Son of David question

from Wikipedia, the free encyclopedia

The Son of David question (also Messiah question ) designates a chapter in the Synoptic Gospels ( Mk 12.35–37  EU ; Matt 22.41–46  EU ; Lk 20.1–21.4  EU ). After Jesus did not find acceptance among the various leading strata ( scribes , Pharisees , Sadducees , Herodians) of the Jewish people, but was rejected because his claim to authority was questioned, Jesus convicts the scribes and Pharisees by asking about the origin of the Messiah (with reference to Psalm 110.1) of their own unfounded claim to power and thus embarrasses them in front of the people present. Because when the Hasmoneans came to power in 165 BC The high priests of the temple and their descendants had been killed, so that the Hasmonean kings were now rulers and high priests at the same time and the hereditary priesthood, which went back to Moses and Aaron, no longer existed.
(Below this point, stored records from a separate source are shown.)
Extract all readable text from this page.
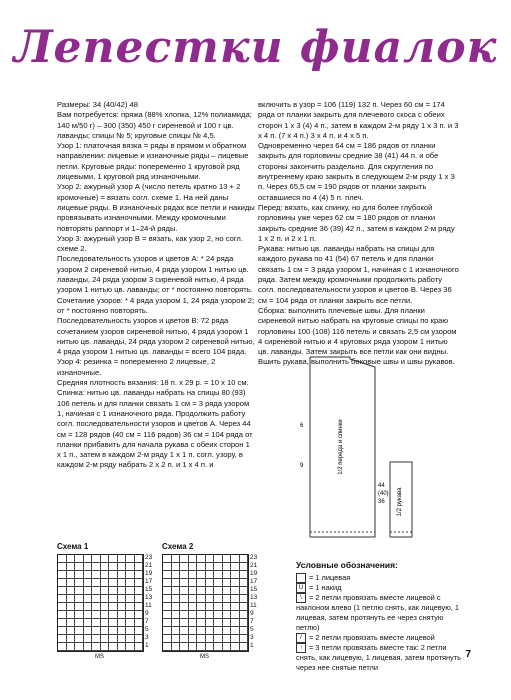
Лепестки фиалок

Размеры: 34 (40/42) 48

Вам потребуется: пряжа (88% хлопка, 12% полиамида; 140 м/50 г) – 300 (350) 450 г сиреневой и 100 г цв. лаванды; спицы № 5; круговые спицы № 4,5.

Узор 1: платочная вязка = ряды в прямом и обратном направлении: лицевые и изнаночные ряды – лицевые петли. Круговые ряды: попеременно 1 круговой ряд лицевыми, 1 круговой ряд изнаночными.

Узор 2: ажурный узор А (число петель кратно 13 + 2 кромочные) = вязать согл. схеме 1. На ней даны лицевые ряды. В изнаночных рядах все петли и накиды провязывать изнаночными. Между кромочными повторять раппорт и 1–24-й ряды.

Узор 3: ажурный узор В = вязать, как узор 2, но согл. схеме 2.

Последовательность узоров и цветов А: * 24 ряда узором 2 сиреневой нитью, 4 ряда узором 1 нитью цв. лаванды, 24 ряда узором 3 сиреневой нитью, 4 ряда узором 1 нитью цв. лаванды; от * постоянно повторять.

Сочетание узоров: * 4 ряда узором 1, 24 ряда узором 2; от * постоянно повторять.

Последовательность узоров и цветов В: 72 ряда сочетанием узоров сиреневой нитью, 4 ряда узором 1 нитью цв. лаванды, 24 ряда узором 2 сиреневой нитью, 4 ряда узором 1 нитью цв. лаванды = всего 104 ряда.

Узор 4: резинка = попеременно 2 лицевые, 2 изнаночные.

Средняя плотность вязания: 18 п. x 29 р. = 10 x 10 см.

Спинка: нитью цв. лаванды набрать на спицы 80 (93) 106 петель и для планки связать 1 см = 3 ряда узором 1, начиная с 1 изнаночного ряда. Продолжить работу согл. последовательности узоров и цветов А. Через 44 см = 128 рядов (40 см = 116 рядов) 36 см = 104 ряда от планки прибавить для начала рукава с обеих сторон 1 x 1 п., затем в каждом 2-м ряду 1 x 1 п. согл. узору, в каждом 2-м ряду набрать 2 x 2 п. и 1 x 4 п. и

включить в узор = 106 (119) 132 п. Через 60 см = 174 ряда от планки закрыть для плечевого скоса с обеих сторон 1 x 3 (4) 4 п., затем в каждом 2-м ряду 1 x 3 п. и 3 x 4 п. (7 x 4 п.) 3 x 4 п. и 4 x 5 п.

Одновременно через 64 см = 186 рядов от планки закрыть для горловины средние 38 (41) 44 п. и обе стороны закончить раздельно. Для скругления по внутреннему краю закрыть в следующем 2-м ряду 1 x 3 п. Через 65,5 см = 190 рядов от планки закрыть оставшиеся по 4 (4) 5 п. плеч.

Перед: вязать, как спинку, но для более глубокой горловины уже через 62 см = 180 рядов от планки закрыть средние 36 (39) 42 п., затем в каждом 2-м ряду 1 x 2 п. и 2 x 1 п.

Рукава: нитью цв. лаванды набрать на спицы для каждого рукава по 41 (54) 67 петель и для планки связать 1 см = 3 ряда узором 1, начиная с 1 изнаночного ряда. Затем между кромочными продолжить работу согл. последовательности узоров и цветов В. Через 36 см = 104 ряда от планки закрыть все петли.

Сборка: выполнить плечевые швы. Для планки сиреневой нитью набрать на круговые спицы по краю горловины 100 (108) 116 петель и связать 2,5 см узором 4 сиреневой нитью и 4 круговых ряда узором 1 нитью цв. лаванды. Затем закрыть все петли как они видны. Вшить рукава, выполнить боковые швы и швы рукавов.

1/2 переда и спинки
1/2 рукава
6
9
44
(40)
36
Схема 1
23
21
19
17
15
13
11
9
7
5
3
1
MS
Схема 2
23
21
19
17
15
13
11
9
7
5
3
1
MS
Условные обозначения:
= 1 лицевая
U = 1 накид
\ = 2 петли провязать вместе лицевой с наклоном влево (1 петлю снять, как лицевую, 1 лицевая, затем протянуть ее через снятую петлю)
/ = 2 петли провязать вместе лицевой
↑ = 3 петли провязать вместе так: 2 петли снять, как лицевую, 1 лицевая, затем протянуть через нее снятые петли
7
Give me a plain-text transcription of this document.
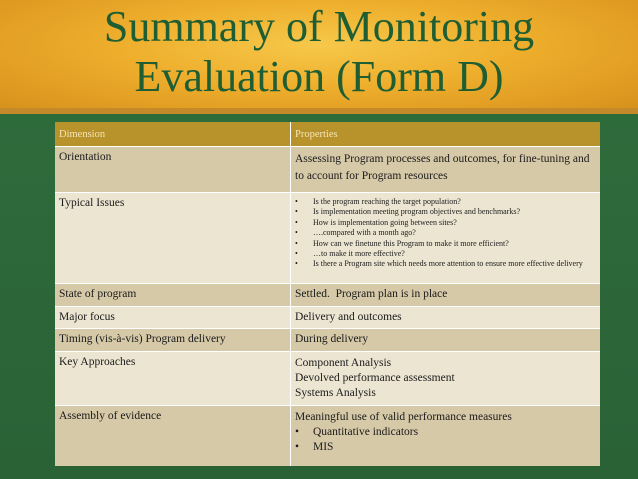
Summary of Monitoring
Evaluation (Form D)
Dimension	Properties
Orientation	Assessing Program processes and outcomes, for fine-tuning and to account for Program resources
Typical Issues	•	Is the program reaching the target population?
•	Is implementation meeting program objectives and benchmarks?
•	How is implementation going between sites?
•	….compared with a month ago?
•	How can we finetune this Program to make it more efficient?
•	…to make it more effective?
•	Is there a Program site which needs more attention to ensure more effective delivery
State of program	Settled.  Program plan is in place
Major focus	Delivery and outcomes
Timing (vis-à-vis) Program delivery	During delivery
Key Approaches	Component Analysis
Devolved performance assessment
Systems Analysis
Assembly of evidence	Meaningful use of valid performance measures
•	Quantitative indicators
•	MIS
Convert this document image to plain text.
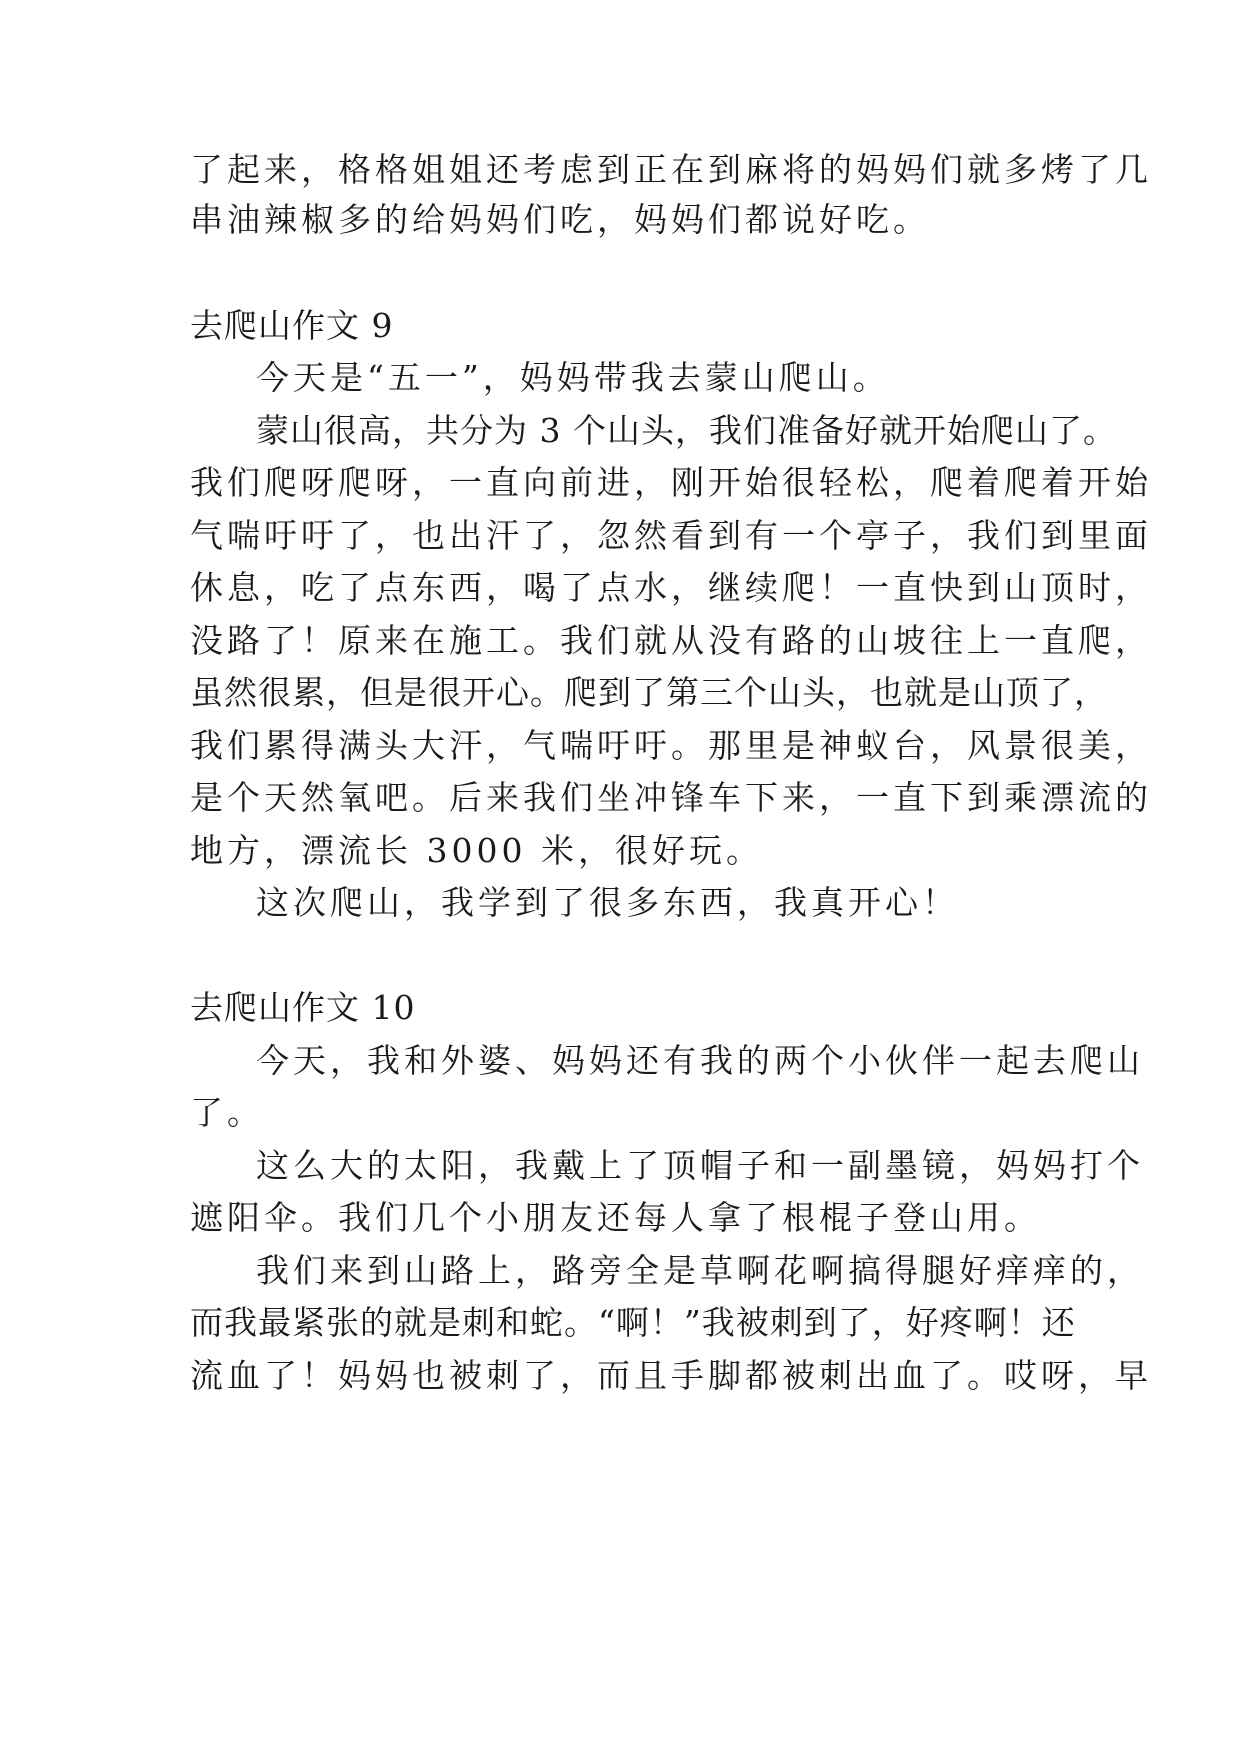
了起来，格格姐姐还考虑到正在到麻将的妈妈们就多烤了几
串油辣椒多的给妈妈们吃，妈妈们都说好吃。
去爬山作文 9
今天是“五一”，妈妈带我去蒙山爬山。
蒙山很高，共分为 3 个山头，我们准备好就开始爬山了。
我们爬呀爬呀，一直向前进，刚开始很轻松，爬着爬着开始
气喘吁吁了，也出汗了，忽然看到有一个亭子，我们到里面
休息，吃了点东西，喝了点水，继续爬！一直快到山顶时，
没路了！原来在施工。我们就从没有路的山坡往上一直爬，
虽然很累，但是很开心。爬到了第三个山头，也就是山顶了，
我们累得满头大汗，气喘吁吁。那里是神蚁台，风景很美，
是个天然氧吧。后来我们坐冲锋车下来，一直下到乘漂流的
地方，漂流长 3000 米，很好玩。
这次爬山，我学到了很多东西，我真开心！
去爬山作文 10
今天，我和外婆、妈妈还有我的两个小伙伴一起去爬山
了。
这么大的太阳，我戴上了顶帽子和一副墨镜，妈妈打个
遮阳伞。我们几个小朋友还每人拿了根棍子登山用。
我们来到山路上，路旁全是草啊花啊搞得腿好痒痒的，
而我最紧张的就是刺和蛇。“啊！”我被刺到了，好疼啊！还
流血了！妈妈也被刺了，而且手脚都被刺出血了。哎呀，早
In the face of this manifest defeat, the scribes and Pharisees refrain from further attempts to publicly expose Jesus. The open conflict between Jesus and the scribes and Pharisees breaks off, so that the question of the Son of David can be seen as a turning point in the pre-Easter conflict.

The cause of the conflict can be seen in the various religious standards of Jesus and his opponents. The fulfillment of the will of God, as described in the Mosaic Law and the prophets, is given by Jesus as a binding standard in a powerful way. Specifically, as the Sermon on the Mount shows, this standard consists of the double commandment to love God and love one's neighbor . By reacting to Jesus' ministry, scribes and Pharisees show from the early stages of the conflict that they are unwilling to accept this standard. Rather, they hold fast to their own standards by which they judge and condemn Jesus' work.

The portrayal of the conflict is given a further climax by the Pharisees' death resolution against Jesus. The result of this decision is a change in Jesus' strategy in dealing with his opponents. Before the death sentence, he tries to argumentatively lead them to insight. He then confronts them directly with the Spirit of God as the origin of his authority and, in the event of continued refusal, with the perspective of the judgment.

See also


  • Bruce Chilton: Jesus Ben David. Reflections on the Son of David question. In: Journal for the Study of the New Testament 14, 1982, ISSN  0142-064X , pp. 88-112
  • Ferdinand R. Prostmeier : The "descendant of David". Interpretation and meanings for Christology. In: Johannes Frühwald-König, Ferdinand R. Prostmeier, Reinhold Zwick (eds.): “Isn't it written ...?” Studies on the Bible and its history of impact. Festschrift for Georg Schmuttermayr . Verlag Friedrich Pustet, Regensburg 2001, ISBN 3-7917-1747-2 , pp. 209-236.